Ломается крыша старого дома. На чердаке все еще лежат пучки лучины, которые нащепал дедушка.

Выдираются гвозди старого пола. Скатываются бревна стен.

И всё… Все соседи. Все мальчики жалеют старый дом.

Грустно стоит на дворе за сараем старый пароход. Ломают и его. Затем на месте парохода роют яму и гасят в ней известь.

Прощай пароход. Прощай дом. Но…

Но приходит Всеволод Владимирович и говорит:

— О чем же вы, Екатерина Матвеевна?.. Разве ломают, а не перестраивают ваш дом? Разве пропадет хоть одна половинка кирпича, разве хорошие, старые сухие бревна не станут досками, рамами нового дома, новой гимназии?

И слезы сохнут на тети Катином лице. И тетя Катя улыбается. И есть чему. Потому что на других снимках видно, как подымаются стены новой гимназии, как поднялась она, белая, оштукатуренная, трехэтажная, с красивым куполом на углу, с лепными украшениями, с балконом на одном фасаде и с четырьмя колоннами на другом, где главный и самый парадный вход.
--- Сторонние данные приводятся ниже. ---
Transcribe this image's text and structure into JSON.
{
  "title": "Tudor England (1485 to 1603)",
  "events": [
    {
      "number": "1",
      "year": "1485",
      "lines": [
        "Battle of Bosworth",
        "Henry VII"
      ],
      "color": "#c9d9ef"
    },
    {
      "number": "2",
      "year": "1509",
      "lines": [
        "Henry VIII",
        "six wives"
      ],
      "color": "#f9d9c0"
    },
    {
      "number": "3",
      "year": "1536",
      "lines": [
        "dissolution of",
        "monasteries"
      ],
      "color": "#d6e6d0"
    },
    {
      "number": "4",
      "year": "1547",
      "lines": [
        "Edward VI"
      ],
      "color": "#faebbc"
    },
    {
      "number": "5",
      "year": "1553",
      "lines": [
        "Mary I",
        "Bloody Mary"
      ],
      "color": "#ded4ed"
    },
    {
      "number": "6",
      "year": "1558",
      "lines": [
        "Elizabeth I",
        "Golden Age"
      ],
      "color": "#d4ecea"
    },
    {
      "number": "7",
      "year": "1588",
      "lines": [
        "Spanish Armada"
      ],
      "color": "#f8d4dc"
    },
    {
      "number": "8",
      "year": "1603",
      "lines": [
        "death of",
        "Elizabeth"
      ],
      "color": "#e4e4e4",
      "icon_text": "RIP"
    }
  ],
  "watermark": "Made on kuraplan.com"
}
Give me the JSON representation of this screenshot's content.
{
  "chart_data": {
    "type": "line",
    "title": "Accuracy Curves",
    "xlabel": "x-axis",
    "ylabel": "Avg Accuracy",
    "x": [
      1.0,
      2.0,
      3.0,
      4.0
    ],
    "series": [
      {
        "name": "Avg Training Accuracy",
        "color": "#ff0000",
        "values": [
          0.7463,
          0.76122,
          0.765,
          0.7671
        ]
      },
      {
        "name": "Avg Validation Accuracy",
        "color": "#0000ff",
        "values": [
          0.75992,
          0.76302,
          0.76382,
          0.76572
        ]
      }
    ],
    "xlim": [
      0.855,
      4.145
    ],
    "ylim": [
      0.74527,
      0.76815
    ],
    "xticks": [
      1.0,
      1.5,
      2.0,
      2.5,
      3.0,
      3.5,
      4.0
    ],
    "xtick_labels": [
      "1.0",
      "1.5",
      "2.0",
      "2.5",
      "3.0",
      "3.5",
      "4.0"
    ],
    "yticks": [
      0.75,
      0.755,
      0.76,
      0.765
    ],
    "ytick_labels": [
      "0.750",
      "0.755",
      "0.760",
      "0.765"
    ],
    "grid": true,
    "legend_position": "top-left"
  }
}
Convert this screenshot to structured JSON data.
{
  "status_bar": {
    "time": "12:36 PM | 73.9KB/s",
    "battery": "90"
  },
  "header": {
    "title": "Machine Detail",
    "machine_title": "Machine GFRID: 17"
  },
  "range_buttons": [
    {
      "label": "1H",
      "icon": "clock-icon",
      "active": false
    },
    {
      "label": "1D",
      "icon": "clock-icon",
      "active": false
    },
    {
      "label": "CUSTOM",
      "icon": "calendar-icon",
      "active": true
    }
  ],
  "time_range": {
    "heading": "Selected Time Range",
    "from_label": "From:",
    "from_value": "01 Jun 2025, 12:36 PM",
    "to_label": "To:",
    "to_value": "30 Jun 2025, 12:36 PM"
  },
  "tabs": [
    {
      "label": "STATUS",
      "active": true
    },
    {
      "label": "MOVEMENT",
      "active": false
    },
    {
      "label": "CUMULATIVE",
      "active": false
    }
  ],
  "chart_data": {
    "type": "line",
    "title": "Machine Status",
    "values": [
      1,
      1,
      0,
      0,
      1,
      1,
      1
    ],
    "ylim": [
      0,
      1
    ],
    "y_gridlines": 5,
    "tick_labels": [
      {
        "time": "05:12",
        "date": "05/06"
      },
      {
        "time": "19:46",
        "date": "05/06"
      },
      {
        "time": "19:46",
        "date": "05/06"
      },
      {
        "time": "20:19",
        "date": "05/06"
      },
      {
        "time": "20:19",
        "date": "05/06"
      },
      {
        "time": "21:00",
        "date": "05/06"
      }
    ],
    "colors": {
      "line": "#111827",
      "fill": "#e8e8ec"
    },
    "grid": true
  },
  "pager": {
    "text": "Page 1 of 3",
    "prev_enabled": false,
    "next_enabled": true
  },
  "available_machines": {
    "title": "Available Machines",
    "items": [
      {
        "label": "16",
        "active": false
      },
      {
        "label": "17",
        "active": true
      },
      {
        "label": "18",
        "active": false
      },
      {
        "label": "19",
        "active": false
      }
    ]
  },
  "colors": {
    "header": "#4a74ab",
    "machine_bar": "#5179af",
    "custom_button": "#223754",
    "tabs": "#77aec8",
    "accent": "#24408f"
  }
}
Снимок отрывного календаря. На календаре уже 1 августа, и в доме работают маляры. Как жаль, что на снимках нельзя показывать краски. Ничего, и так видно, каким красивым стал старый дом.

Память и воображение Маврика листают страницу за страницей альбома, который мог бы быть… А на страницах новые снимки. Некоторые из них тоже шевелятся, как в «Прогрессе», а иногда и разговаривают.

Множество народа. Пришли почти все родители. Господа и простые. Торжества открытия. А потом, пятнадцатого августа…

Опять листок из календаря.

Маврик и его товарищи входят в новое здание. Светлые классы. Широкие коридоры. Не верится, что здесь когда-то стоял дом, где жил Маврик, где болел корью, где лежала в гробу бабушка… Зачем вспоминать об этом? Теперь стоит здесь дом для всех, для многих. Если б знал об этом Иван Макарович!

III

Кажется, это было давным-давно, а в общем-то совсем недавно. Эти годы минули, как месяцы летних каникул. Тетя Катя поселилась в маленькой квартирке на тихой улице в Замильвье. Если бы не Киршбаумы, она бы жила у сестры во флигеле.

Жизнь тети Кати теперь совсем одинокая. Маврик не так часто бывает у нее. Он подрос. А когда закончит гимназию и уедет в Томск вместе с Ильюшей Киршбаумом в технологический институт, тетя останется совсем одна-одинешенька.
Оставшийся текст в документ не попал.